A Tale of Two Epidemics

Monday, January 08, 2007

The irony of two recent New York Times stories, running two days apart, was not lost on me. Today I learned that chunky, and even not so chunky, children are being tormented by weight report cards from their schools. Only Saturday I read that the fashion industry is struggling over the concept of weight requirements for their increasingly cadaverous models. Two sides of the same coin really; these twin epidemics of obesity and anorexia. And lost in the divide between them, any real concept of health.











You can never be too rich...
We have for too long equated "thin" with "healthy." I know far too many ideally thin girls who start their day with coffee and a cigarette, to buy into that notion. I've also known many heavy women who are far more healthy and energetic than their skinny counterparts. Such simplistic shorthand is based far more in lookism than in any real indicators of health and wellness. It does not address the prevalence of say, fitness freaks I've known who stopped menstruating in their twenties because of their lack of body fat. Some of them looked great, though.

This is certainly not to say that obesity is healthy; only that the issue is far more complex and subjective than can be addressed in standardized "report card." Such an approach can only exacerbate the self esteem issues that most girls and an increasing number of boys experience over body image. Just ask the mother of six-year-old Karlind Dunbar, profiled in the New York Times story.

The problem was the letter Karlind discovered, tucked inside her report card, saying that she had a body mass index in the 80th percentile. The first grader did not know what “index” or “percentile” meant, or that children scoring in the 5th through 85th percentiles are considered normal, while those scoring higher are at risk of being or already overweight.

Yet she became convinced that her teachers were chastising her for overeating.

Since the letter arrived, “my 2-year-old eats more than she does,” said Georgeanna Dunbar, Karlind’s mother, who complained to the school and is trying to help her confused child. “She’s afraid she’s going to get in trouble,” Ms. Dunbar said.

Mrs. Dunbar should be concerned as more and more girls succumb to a life-threatening body dysmorphia. The obsession with "thin" has spawned a generation of acolytes of "Ana."

They call her “Ana.” She is a role model to some, a goddess to others — the subject of drawings, prayers and even a creed.

She tells them what to eat and mocks them when they don’t lose weight. And yet, while she is a very real presence in the lives of many of her followers, she exists only in their minds.

Ana is short for anorexia, and — to the alarm of experts — many who suffer from the potentially fatal eating disorder are part of an underground movement that promotes self-starvation and, in some cases, has an almost cult-like appeal.

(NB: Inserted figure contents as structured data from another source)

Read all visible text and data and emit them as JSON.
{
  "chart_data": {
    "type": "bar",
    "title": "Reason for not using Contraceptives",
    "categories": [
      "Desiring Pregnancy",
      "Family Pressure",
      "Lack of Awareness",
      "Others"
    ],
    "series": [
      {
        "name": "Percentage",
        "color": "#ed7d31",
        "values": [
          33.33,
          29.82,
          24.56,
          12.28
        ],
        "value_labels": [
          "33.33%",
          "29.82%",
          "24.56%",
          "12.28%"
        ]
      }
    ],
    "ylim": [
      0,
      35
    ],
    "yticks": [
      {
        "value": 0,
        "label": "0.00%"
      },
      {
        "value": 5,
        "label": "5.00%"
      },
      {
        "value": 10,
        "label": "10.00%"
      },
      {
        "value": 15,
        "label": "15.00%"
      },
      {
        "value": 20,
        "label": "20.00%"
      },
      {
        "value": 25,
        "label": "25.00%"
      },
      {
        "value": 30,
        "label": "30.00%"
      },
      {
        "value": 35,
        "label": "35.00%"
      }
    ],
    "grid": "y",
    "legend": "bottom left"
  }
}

Followers include young women and teens who wear red Ana bracelets and offer one another encouraging words of “thinspiration” on Web pages and blogs.












Or too thin.
Then, as if conjured by the hallucinations of a thousand starving girls, a real-life Ana died of complications of anorexia. Brazilian model Ana Carolina Reston, died of self-imposed starvation, sending a chill through a fashion industry already under scrutiny for parading skeletons down runways from New York to Milan.

The response from the fashion industry has been unsurprisingly superficial.

According to participants at the meeting, the recommendations are likely to include scheduling fashion-show fittings with younger models during daylight hours, rather than late at night, to help them get more sleep; urging designers to identify models with eating disorders; and introducing more nutritious backstage catering, where a diet of Champagne and cigarettes is the norm.

There are no plans to require models to achieve an objective measure of health like a height-to-weight ratio, which was imposed by Madrid in September, a move that brought much public attention to the issue.

I can't help but wonder if models were packing on the pounds like those at-risk school children around the country, if the response would be as blase. Methinks that in a an industry by whose contemporary standards modeling greats of time of yore -- such as Cindy Crawford -- would be considered real chunkos, the response would be far more draconian than the report cards embraced by public schools.

But here is the real tragedy. At both extremes of this weight dichotomy is the same problem: malnutrition.

Here, in the rural Southern Tioga School District, the schools distribute the state-mandated reports even as they continue to serve funnel cakes and pizza for breakfast. Some students have physical education for only half the school year, even though 34 percent of kindergartners were overweight or at risk for it, according to 2003-4 reports.

Even health authorities who support distributing students’ scores worry about these inconsistent messages, saying they could result in eating disorders and social stigma, misinterpretation of numbers that experts say are confusing, and a sense of helplessness about high scores.

“It would be the height of irony if we successfully identified overweight kids through B.M.I. screening and notification while continuing to feed them atrocious quality meals and snacks, with limited if any opportunities for phys ed in school,” said Dr. David Ludwig, director of the Optimal Weight for Life program at Children’s Hospital Boston.

So let me see if I understand the formula. Evaluate kids and be sure to tell them when they fail to meet the bar, then provide no real means for support or improvement. That sounds about right for the public school system.

None of this even addresses the problems of depleted soil and pesticide laden food that is poisoning overfed Americans and tearing apart our immune systems. We are a nation literally growing fat on deprivation; starving to death in the land of plenty.